Thursday, October 20, 2005

On being cursed

Robert Fisk writes in The Independent about his whirlwind book tour for his new tome, The Great War for Civilization. The article's definitely worth a read (although you have to log-in at the site--sorry!)

Fisk talks about all the dead he's seen over the years covering wars in the Middle East, and how his life and writing have taken on a grimness as a result.

The following excerpt really hit home for me:

I told the journalism students there that when I saw families walking happily in London or Paris, I wondered whether I had not missed out on life, that perhaps comparative safety and security with nothing more than the mortgage to worry about was preferable to the existence I had chosen for myself. A friend of my father’s once said I had enjoyed the privilege of seeing things that no other man had seen. But after a flood of questions from students in Sydney about suffering in the Middle East, I began to wonder if my privilege had not also been my curse.

For most of the time I spent in Jordan, war seemed to be all around. Unlike Fisk, I didn't see any dead bodies, but I certainly became affected by the general sadness and tension that one can't escape living there. At least 60% of Jordanians are of Palestinian origin--people who didn't choose to move to Amman but rather ended up there when they got booted out of Palestine. There were many days when I would go into work or talk to friends and hear horrifying stories about how their families in the West Bank or Gaza were being treated (jails, houses bulldozed, etc.) Not the typical water cooler conversation most people have in this country.

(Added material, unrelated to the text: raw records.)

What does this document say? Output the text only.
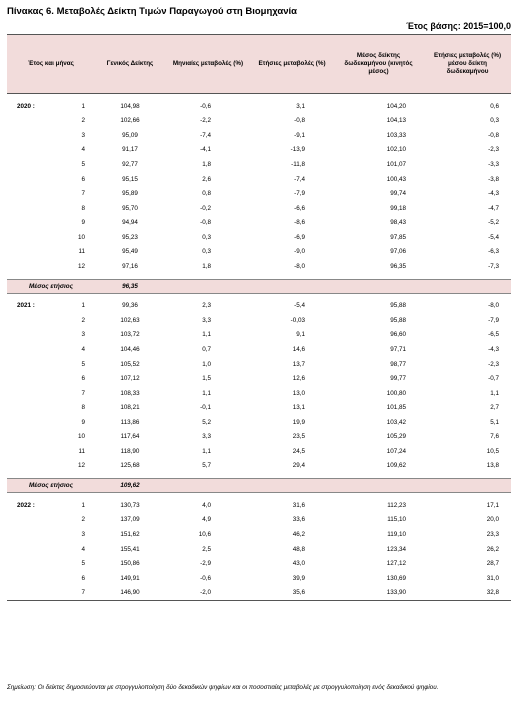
Πίνακας 6. Μεταβολές Δείκτη Τιμών Παραγωγού στη Βιομηχανία
Έτος βάσης: 2015=100,0
Έτος και μήνας		Γενικός Δείκτης	Μηνιαίες μεταβολές (%)	Ετήσιες μεταβολές (%)	Μέσος δείκτης δωδεκαμήνου (κινητός μέσος)	Ετήσιες μεταβολές (%) μέσου δείκτη δωδεκαμήνου

2020 :	1	104,98	-0,6	3,1	104,20	0,6
	2	102,66	-2,2	-0,8	104,13	0,3
	3	95,09	-7,4	-9,1	103,33	-0,8
	4	91,17	-4,1	-13,9	102,10	-2,3
	5	92,77	1,8	-11,8	101,07	-3,3
	6	95,15	2,6	-7,4	100,43	-3,8
	7	95,89	0,8	-7,9	99,74	-4,3
	8	95,70	-0,2	-6,6	99,18	-4,7
	9	94,94	-0,8	-8,6	98,43	-5,2
	10	95,23	0,3	-6,9	97,85	-5,4
	11	95,49	0,3	-9,0	97,06	-6,3
	12	97,16	1,8	-8,0	96,35	-7,3

Μέσος ετήσιος		96,35				

2021 :	1	99,36	2,3	-5,4	95,88	-8,0
	2	102,63	3,3	-0,03	95,88	-7,9
	3	103,72	1,1	9,1	96,60	-6,5
	4	104,46	0,7	14,6	97,71	-4,3
	5	105,52	1,0	13,7	98,77	-2,3
	6	107,12	1,5	12,6	99,77	-0,7
	7	108,33	1,1	13,0	100,80	1,1
	8	108,21	-0,1	13,1	101,85	2,7
	9	113,86	5,2	19,9	103,42	5,1
	10	117,64	3,3	23,5	105,29	7,6
	11	118,90	1,1	24,5	107,24	10,5
	12	125,68	5,7	29,4	109,62	13,8

Μέσος ετήσιος		109,62				

2022 :	1	130,73	4,0	31,6	112,23	17,1
	2	137,09	4,9	33,6	115,10	20,0
	3	151,62	10,6	46,2	119,10	23,3
	4	155,41	2,5	48,8	123,34	26,2
	5	150,86	-2,9	43,0	127,12	28,7
	6	149,91	-0,6	39,9	130,69	31,0
	7	146,90	-2,0	35,6	133,90	32,8
Σημείωση: Οι δείκτες δημοσιεύονται με στρογγυλοποίηση δύο δεκαδικών ψηφίων και οι ποσοστιαίες μεταβολές με στρογγυλοποίηση ενός δεκαδικού ψηφίου.
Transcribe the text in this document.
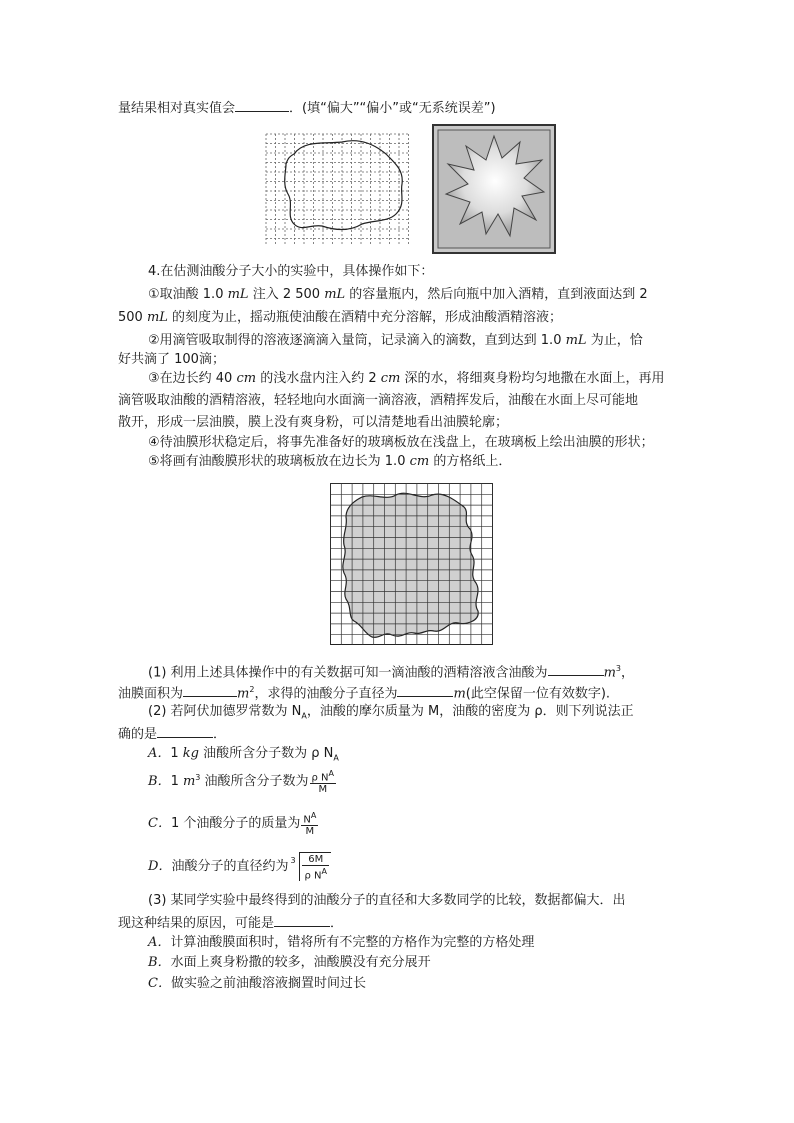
量结果相对真实值会	．(填“偏大”“偏小”或“无系统误差”)
4.在估测油酸分子大小的实验中，具体操作如下：
①取油酸 1.0 mL 注入 2 500 mL 的容量瓶内，然后向瓶中加入酒精，直到液面达到 2
500 mL 的刻度为止，摇动瓶使油酸在酒精中充分溶解，形成油酸酒精溶液；
②用滴管吸取制得的溶液逐滴滴入量筒，记录滴入的滴数，直到达到 1.0 mL 为止，恰
好共滴了 100滴；
③在边长约 40 cm 的浅水盘内注入约 2 cm 深的水，将细爽身粉均匀地撒在水面上，再用
滴管吸取油酸的酒精溶液，轻轻地向水面滴一滴溶液，酒精挥发后，油酸在水面上尽可能地
散开，形成一层油膜，膜上没有爽身粉，可以清楚地看出油膜轮廓；
④待油膜形状稳定后，将事先准备好的玻璃板放在浅盘上，在玻璃板上绘出油膜的形状；
⑤将画有油酸膜形状的玻璃板放在边长为 1.0 cm 的方格纸上．
(1) 利用上述具体操作中的有关数据可知一滴油酸的酒精溶液含油酸为	$m^3$，
油膜面积为	$m^2$，求得的油酸分子直径为	m(此空保留一位有效数字).
(2) 若阿伏加德罗常数为 $N_A$，油酸的摩尔质量为 M，油酸的密度为 ρ．则下列说法正
确的是	．
A．1 kg 油酸所含分子数为 ρ $N_A$
B．1 $m^3$ 油酸所含分子数为 $\frac{\rho N^A}{M}$
C．1 个油酸分子的质量为 $\frac{N^A}{M}$
D．油酸分子的直径约为 $3 \frac{6M}{\rho N^A}$
(3) 某同学实验中最终得到的油酸分子的直径和大多数同学的比较，数据都偏大．出
现这种结果的原因，可能是	．
A．计算油酸膜面积时，错将所有不完整的方格作为完整的方格处理
B．水面上爽身粉撒的较多，油酸膜没有充分展开
C．做实验之前油酸溶液搁置时间过长
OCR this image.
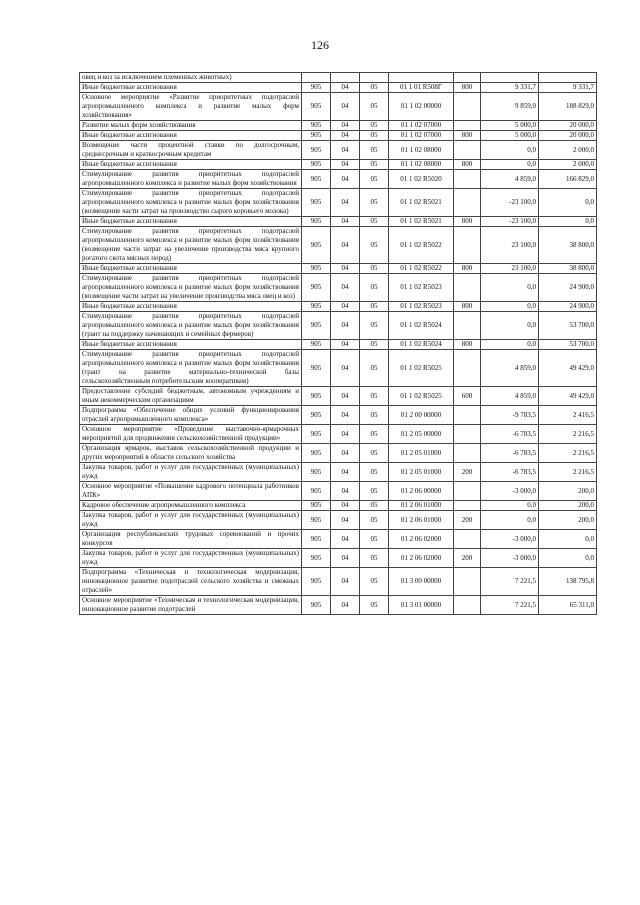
126
овец и коз за исключением племенных животных)							
Иные бюджетные ассигнования	905	04	05	01 1 01 R508Г	800	9 331,7	9 331,7
Основное мероприятие «Развитие приоритетных подотраслей агропромышленного комплекса и развитие малых форм хозяйствования»	905	04	05	01 1 02 00000		9 859,0	188 829,0
Развитие малых форм хозяйствования	905	04	05	01 1 02 07000		5 000,0	20 000,0
Иные бюджетные ассигнования	905	04	05	01 1 02 07000	800	5 000,0	20 000,0
Возмещение части процентной ставки по долгосрочным, среднесрочным и краткосрочным кредитам	905	04	05	01 1 02 08000		0,0	2 000,0
Иные бюджетные ассигнования	905	04	05	01 1 02 08000	800	0,0	2 000,0
Стимулирование развития приоритетных подотраслей агропромышленного комплекса и развитие малых форм хозяйствования	905	04	05	01 1 02 R5020		4 859,0	166 829,0
Стимулирование развития приоритетных подотраслей агропромышленного комплекса и развитие малых форм хозяйствования (возмещение части затрат на производство сырого коровьего молока)	905	04	05	01 1 02 R5021		-23 100,0	0,0
Иные бюджетные ассигнования	905	04	05	01 1 02 R5021	800	-23 100,0	0,0
Стимулирование развития приоритетных подотраслей агропромышленного комплекса и развитие малых форм хозяйствования (возмещение части затрат на увеличение производства мяса крупного рогатого скота мясных пород)	905	04	05	01 1 02 R5022		23 100,0	38 800,0
Иные бюджетные ассигнования	905	04	05	01 1 02 R5022	800	23 100,0	38 800,0
Стимулирование развития приоритетных подотраслей агропромышленного комплекса и развитие малых форм хозяйствования (возмещение части затрат на увеличение производства мяса овец и коз)	905	04	05	01 1 02 R5023		0,0	24 900,0
Иные бюджетные ассигнования	905	04	05	01 1 02 R5023	800	0,0	24 900,0
Стимулирование развития приоритетных подотраслей агропромышленного комплекса и развитие малых форм хозяйствования (грант на поддержку начинающих и семейных фермеров)	905	04	05	01 1 02 R5024		0,0	53 700,0
Иные бюджетные ассигнования	905	04	05	01 1 02 R5024	800	0,0	53 700,0
Стимулирование развития приоритетных подотраслей агропромышленного комплекса и развитие малых форм хозяйствования (грант на развитие материально-технической базы сельскохозяйственным потребительским кооперативам)	905	04	05	01 1 02 R5025		4 859,0	49 429,0
Предоставление субсидий бюджетным, автономным учреждениям и иным некоммерческим организациям	905	04	05	01 1 02 R5025	600	4 859,0	49 429,0
Подпрограмма «Обеспечение общих условий функционирования отраслей агропромышленного комплекса»	905	04	05	01 2 00 00000		-9 783,5	2 416,5
Основное мероприятие «Проведение выставочно-ярмарочных мероприятий для продвижения сельскохозяйственной продукции»	905	04	05	01 2 05 00000		-6 783,5	2 216,5
Организация ярмарок, выставок сельскохозяйственной продукции и других мероприятий в области сельского хозяйства	905	04	05	01 2 05 01000		-6 783,5	2 216,5
Закупка товаров, работ и услуг для государственных (муниципальных) нужд	905	04	05	01 2 05 01000	200	-6 783,5	2 216,5
Основное мероприятие «Повышение кадрового потенциала работников АПК»	905	04	05	01 2 06 00000		-3 000,0	200,0
Кадровое обеспечение агропромышленного комплекса	905	04	05	01 2 06 01000		0,0	200,0
Закупка товаров, работ и услуг для государственных (муниципальных) нужд	905	04	05	01 2 06 01000	200	0,0	200,0
Организация республиканских трудовых соревнований и прочих конкурсов	905	04	05	01 2 06 02000		-3 000,0	0,0
Закупка товаров, работ и услуг для государственных (муниципальных) нужд	905	04	05	01 2 06 02000	200	-3 000,0	0,0
Подпрограмма «Техническая и технологическая модернизация, инновационное развитие подотраслей сельского хозяйства и смежных отраслей»	905	04	05	01 3 00 00000		7 221,5	138 795,8
Основное мероприятие «Техническая и технологическая модернизация, инновационное развитие подотраслей	905	04	05	01 3 01 00000		7 221,5	65 311,0
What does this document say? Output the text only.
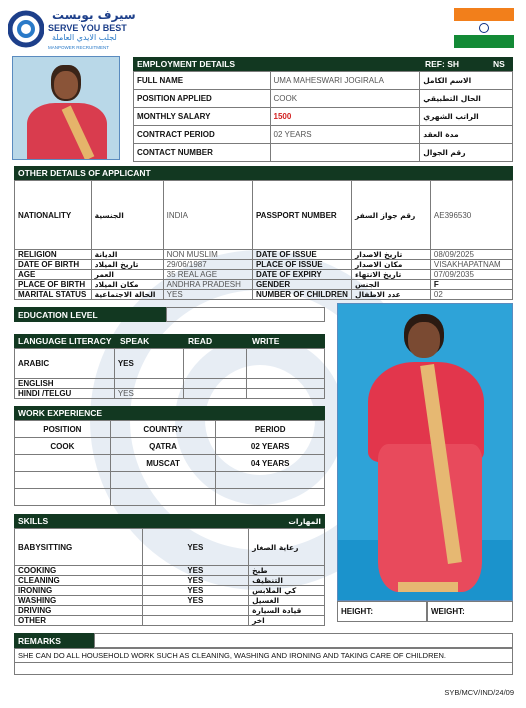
سيرف يوبست
SERVE YOU BEST
لجلب الايدي العاملة
MANPOWER RECRUITMENT
EMPLOYMENT DETAILS	REF: SH	NS
FULL NAME	UMA MAHESWARI JOGIRALA	الاسم الكامل
POSITION APPLIED	COOK	الحال التطبيقي
MONTHLY SALARY	1500	الراتب الشهري
CONTRACT PERIOD	02 YEARS	مدة العقد
CONTACT NUMBER		رقم الجوال
OTHER DETAILS OF APPLICANT
NATIONALITY	الجنسية	INDIA	PASSPORT NUMBER	رقم جواز السفر	AE396530
RELIGION	الديانة	NON MUSLIM	DATE OF ISSUE	تاريخ الاصدار	08/09/2025
DATE OF BIRTH	تاريخ الميلاد	29/06/1987	PLACE OF ISSUE	مكان الاصدار	VISAKHAPATNAM
AGE	العمر	35 REAL AGE	DATE OF EXPIRY	تاريخ الانتهاء	07/09/2035
PLACE OF BIRTH	مكان الميلاد	ANDHRA PRADESH	GENDER	الجنس	F
MARITAL STATUS	الحالة الاجتماعية	YES	NUMBER OF CHILDREN	عدد الاطفال	02
EDUCATION LEVEL
LANGUAGE LITERACY SPEAK	READ	WRITE
ARABIC	YES		
ENGLISH			
HINDI /TELGU	YES		
WORK EXPERIENCE
POSITION	COUNTRY	PERIOD
COOK	QATRA	02 YEARS
	MUSCAT	04 YEARS

SKILLS	المهارات
BABYSITTING	YES	رعاية الصغار
COOKING	YES	طبخ
CLEANING	YES	التنظيف
IRONING	YES	كي الملابس
WASHING	YES	الغسيل
DRIVING		قيادة السيارة
OTHER		اخر
HEIGHT:	WEIGHT:
REMARKS
SHE CAN DO ALL HOUSEHOLD WORK SUCH AS CLEANING, WASHING AND IRONING AND TAKING CARE OF CHILDREN.
SYB/MCV/IND/24/09
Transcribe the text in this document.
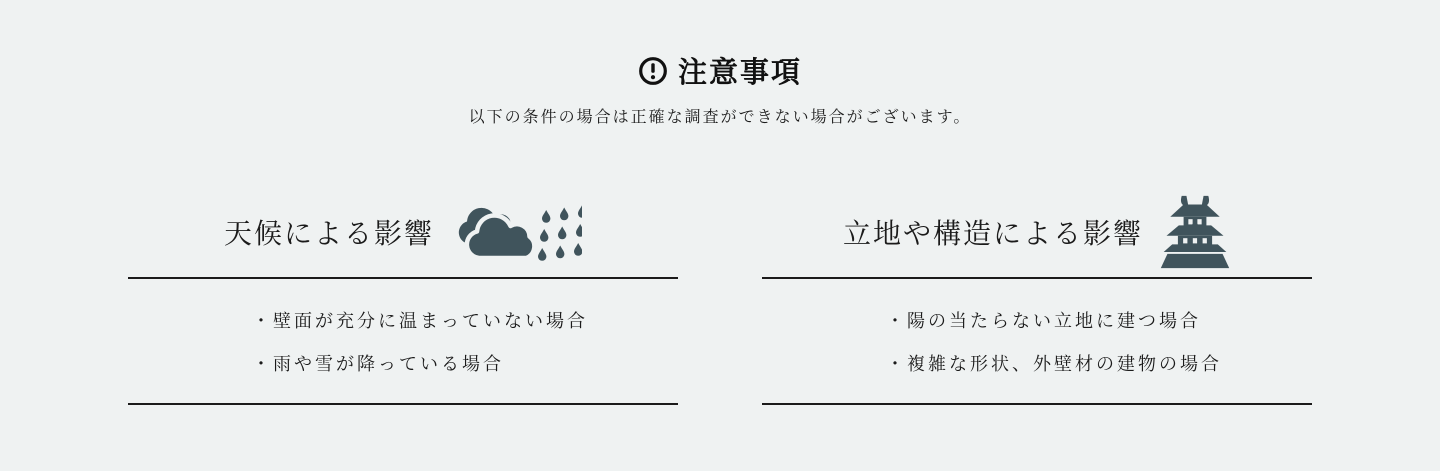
注意事項

以下の条件の場合は正確な調査ができない場合がございます。

天候による影響
・壁面が充分に温まっていない場合
・雨や雪が降っている場合
立地や構造による影響
・陽の当たらない立地に建つ場合
・複雑な形状、外壁材の建物の場合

In many ways, coming to America has been a wonderful break. It's easy to avoid the news here, and conversation rarely, if ever, touches on politics or the urgent stories captivating us all back in Jordan. It's frightening, though, to know just how out of touch the general public is with what's going on in the rest of the world. Frightening, because it's oh so easy to be as out of touch ourselves. Like Fisk, we have the curse of having been there and needing to feel like we play a role in helping to make a difference.